- Directed by: Arthur Robison
- Written by: Arthur Robison
- Based on: The Trial of Mary Dugan by Bayard Veiller
- Produced by: Louis B. Mayer
- Starring: Nora Gregor Egon von Jordan Peter Erkelenz
- Cinematography: Henry Sharp
- Edited by: Anson Stevenson
- Production company: Metro-Goldwyn-Mayer
- Distributed by: Parufamet
- Release date: 3 February 1931;
- Running time: 108 minutes
- Country: United States
- Language: German

= The Murder Trial of Mary Dugan =

1931 film directed by Arthur Robison

The Murder Trial of Mary Dugan (German: Mordprozess Mary Dugan) is a 1931 mystery drama film directed by Arthur Robison and starring Nora Gregor, Egon von Jordan and Peter Erkelenz. It was shot at the Culver City studios of Metro-Goldwyn-Mayer with sets designed by the art director Cedric Gibbons. The film is a German-language remake of the 1929 film The Trial of Mary Dugan, itself based on a play of the same title. It was distributed as part of the Parufamet agreement with UFA. It premiered at the Marmorhaus in Berlin.

==Synopsis==
After she is accused of killing her wealthy lover Broadway showgirl Mary Dugan is put on trial for murder. After she is let down by her initial lawyer, her brother Jimmy takes over her case. Despite his lack of experience he manages to uncover evidence from the theatrical world of Mary's associates to suggest she has been framed.

==Cast==
- Nora Gregor as Mary Dugan
- Egon von Jordan as Jimmy Dugan
- Peter Erkelenz as Edward West, der Verteidiger
- Arnold Korff as Galway, der Staatsanwalt
- Hedwiga Reicher as Mrs.

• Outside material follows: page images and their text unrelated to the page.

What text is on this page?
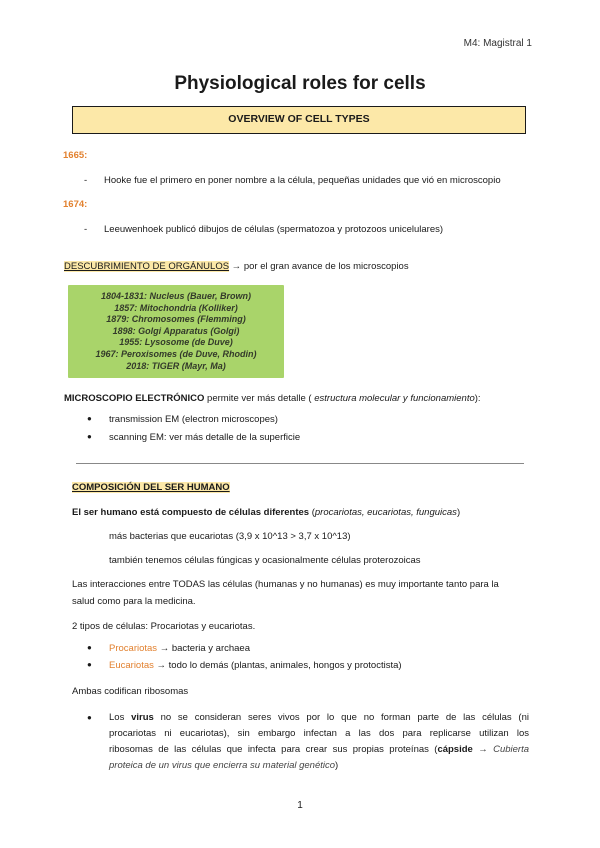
M4: Magistral 1
Physiological roles for cells
OVERVIEW OF CELL TYPES
1665:
- Hooke fue el primero en poner nombre a la célula, pequeñas unidades que vió en microscopio
1674:
- Leeuwenhoek publicó dibujos de células (spermatozoa y protozoos unicelulares)
DESCUBRIMIENTO DE ORGÁNULOS → por el gran avance de los microscopios
1804-1831: Nucleus (Bauer, Brown)
1857: Mitochondria (Kolliker)
1879: Chromosomes (Flemming)
1898: Golgi Apparatus (Golgi)
1955: Lysosome (de Duve)
1967: Peroxisomes (de Duve, Rhodin)
2018: TIGER (Mayr, Ma)
MICROSCOPIO ELECTRÓNICO permite ver más detalle ( estructura molecular y funcionamiento):
● transmission EM (electron microscopes)
● scanning EM: ver más detalle de la superficie
COMPOSICIÓN DEL SER HUMANO
El ser humano está compuesto de células diferentes (procariotas, eucariotas, funguicas)
más bacterias que eucariotas (3,9 x 10^13 > 3,7 x 10^13)
también tenemos células fúngicas y ocasionalmente células proterozoicas
Las interacciones entre TODAS las células (humanas y no humanas) es muy importante tanto para la
salud como para la medicina.
2 tipos de células: Procariotas y eucariotas.
● Procariotas → bacteria y archaea
● Eucariotas → todo lo demás (plantas, animales, hongos y protoctista)
Ambas codifican ribosomas
● Los virus no se consideran seres vivos por lo que no forman parte de las células (ni
procariotas ni eucariotas), sin embargo infectan a las dos para replicarse utilizan los
ribosomas de las células que infecta para crear sus propias proteínas (cápside → Cubierta
proteica de un virus que encierra su material genético)
1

Gertrude Rice
- Julia Serda as Die Zofe Marie
- Paul Weigel as Präsident Nash
- Lucy Doraine as Ilona
- Margarete Knapp as Dagmar Lorne

==See also==
- The Trial of Mary Dugan, a 1931 Spanish-language film

==Bibliography==
- Klaus, Ulrich J. Deutsche Tonfilme: Jahrgang 1931. Klaus-Archiv, 2006.
- Waldman, Harry. Hollywood and the Foreign Touch: A Dictionary of Foreign Filmmakers and Their Films from America, 1910-1995. Scarecrow Press, 1996.